Lines and Colors art blog


In drawing, particularly pen and ink drawing, stipple refers to the painstaking technique of creating tones by laying down areas of dots, the density of which creates areas of varying tone. It’s almost a handmade analog to the pre-printing screening of photographs, though the technique long preceded photography.

Stipple was important to classic illustrators, such as Dorothy Lathrop, and is associated in particular with noted pulp science fiction illustrator Virgil Finlay. The technique went through something of a revival in the 1960’s, both among science fiction illustrators who carried on Finlay’s tradition, like Robert Walters, and among underground cartoonists, notably Fred Schrier and Dave Sheridan.

In general, however, the technique doesn’t have many adherents due to the work intensive, patience demanding nature of the process. I’ve done some stipple illustrations myself, and I can testify to the demanding nature of laying down hundreds, if not thousands, of dots to create smooth tones.

Contrary to what you might think if you haven’t tried it, you cannot apply stipple mindlessly; the dots must be laid down carefully, with attention to the spacing between them. Get two dots too close to each other and you have a glaring error, dark enough to stand out in your otherwise smooth tone.

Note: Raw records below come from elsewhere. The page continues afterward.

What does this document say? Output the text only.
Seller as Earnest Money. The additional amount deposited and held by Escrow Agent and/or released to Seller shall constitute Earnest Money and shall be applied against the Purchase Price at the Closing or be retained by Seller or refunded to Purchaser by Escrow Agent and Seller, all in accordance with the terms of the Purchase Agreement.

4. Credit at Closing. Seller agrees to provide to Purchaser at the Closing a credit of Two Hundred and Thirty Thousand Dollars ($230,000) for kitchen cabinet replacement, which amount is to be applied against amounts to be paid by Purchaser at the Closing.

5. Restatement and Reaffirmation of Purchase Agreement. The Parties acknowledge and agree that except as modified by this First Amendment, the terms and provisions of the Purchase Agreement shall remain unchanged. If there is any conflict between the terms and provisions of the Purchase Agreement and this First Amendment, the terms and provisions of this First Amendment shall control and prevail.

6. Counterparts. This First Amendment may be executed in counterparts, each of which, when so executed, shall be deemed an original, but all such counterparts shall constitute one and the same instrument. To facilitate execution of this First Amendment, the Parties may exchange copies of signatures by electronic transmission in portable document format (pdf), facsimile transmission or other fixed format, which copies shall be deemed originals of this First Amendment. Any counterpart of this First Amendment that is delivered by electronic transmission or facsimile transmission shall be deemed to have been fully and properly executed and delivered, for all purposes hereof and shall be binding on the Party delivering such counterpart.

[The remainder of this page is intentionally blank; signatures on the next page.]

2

Given the difficulty of the technique, it’s a delight to have a bastion of modern stipple illustration in the form of the “hedcuts” (“headline cuts”) that have graced the pages of the Wall Street Journal since 1979, when the style was codified by Kevin Sprouls. The WSJ hedcut style, in which stipple is used in conjunction with engraving-like cross hatching, is employed for small portraits of well known figures, and has become an identifying characteristic of the paper.

Noli Novak is one of the few people who does these illustrations professionally. Her clear, crisp application of the process produces portraits with some of the feeling of traditional engravings, but with a fresh, modern edge.

Novak and her colleagues work from photographs licensed by the Journal, meticulously hand drawing the illustrations that are often so true to the appearance of the subject that many people misinterpret the technique as some kind of sophisticated Photoshop filtering process. While there are some filters that work in that direction, attempting to apply screen-like effects that mimic engravings or stipple, I’ve never seen any of them come anywhere close to the drawings of a talented hedcut artist like Novak.

There is a visual charm to these drawings that, despite their echos of engraving and other graphics, is unique and particularly pleasing to the eye (in a way analogous to the unique visual charm of scratchboard).

Novak has been producing some of the best of the WSJ’s Hedcut portraits since 1987. Her website includes galleries of her drawings of celebrities, corporate and public figures, along with categories like Men, Women, Bald, Headgear and Bearded (the latter hilariously including a teddy bear).

Just so you don’t think that each category only contains 2 pieces, take note of the inexplicably small arrow to the lower right of the drawings, which leads to subsequent pages.

Novak also has a blog, titled, appropriately enough, Hedcuts, in which she discusses her work; including cases in which her work has been “borrowed” by other artists.

Her website also includes examples of her collage works, in which she often uses bits of newspaper as elements.

Novak was featured in the National Portrait Gallery’s exhibition Picturing Business in America.


Comments

3 responses to “Noli Novak”

  1. Wow, I’ve recognized Snoop Doggy Dog and Victor Wooten. 😉

  2. Walt Esherwick Avatar
    Walt Esherwick

    It is amazing that the Wall Street Journal still employs people to do these by hand!!
    Here is a video from the Newspaper that has a short history and shows the tracing process that happens for every one of these images.
    http://online.wsj.com/video/how-wsj-stipple-drawings-are-made/91955BD8-9F31-4E50-AEF1-26A61B3AA2FB.html

  3. Noli is great, I know her. Btw, she is Croatian who lives and works in NYC.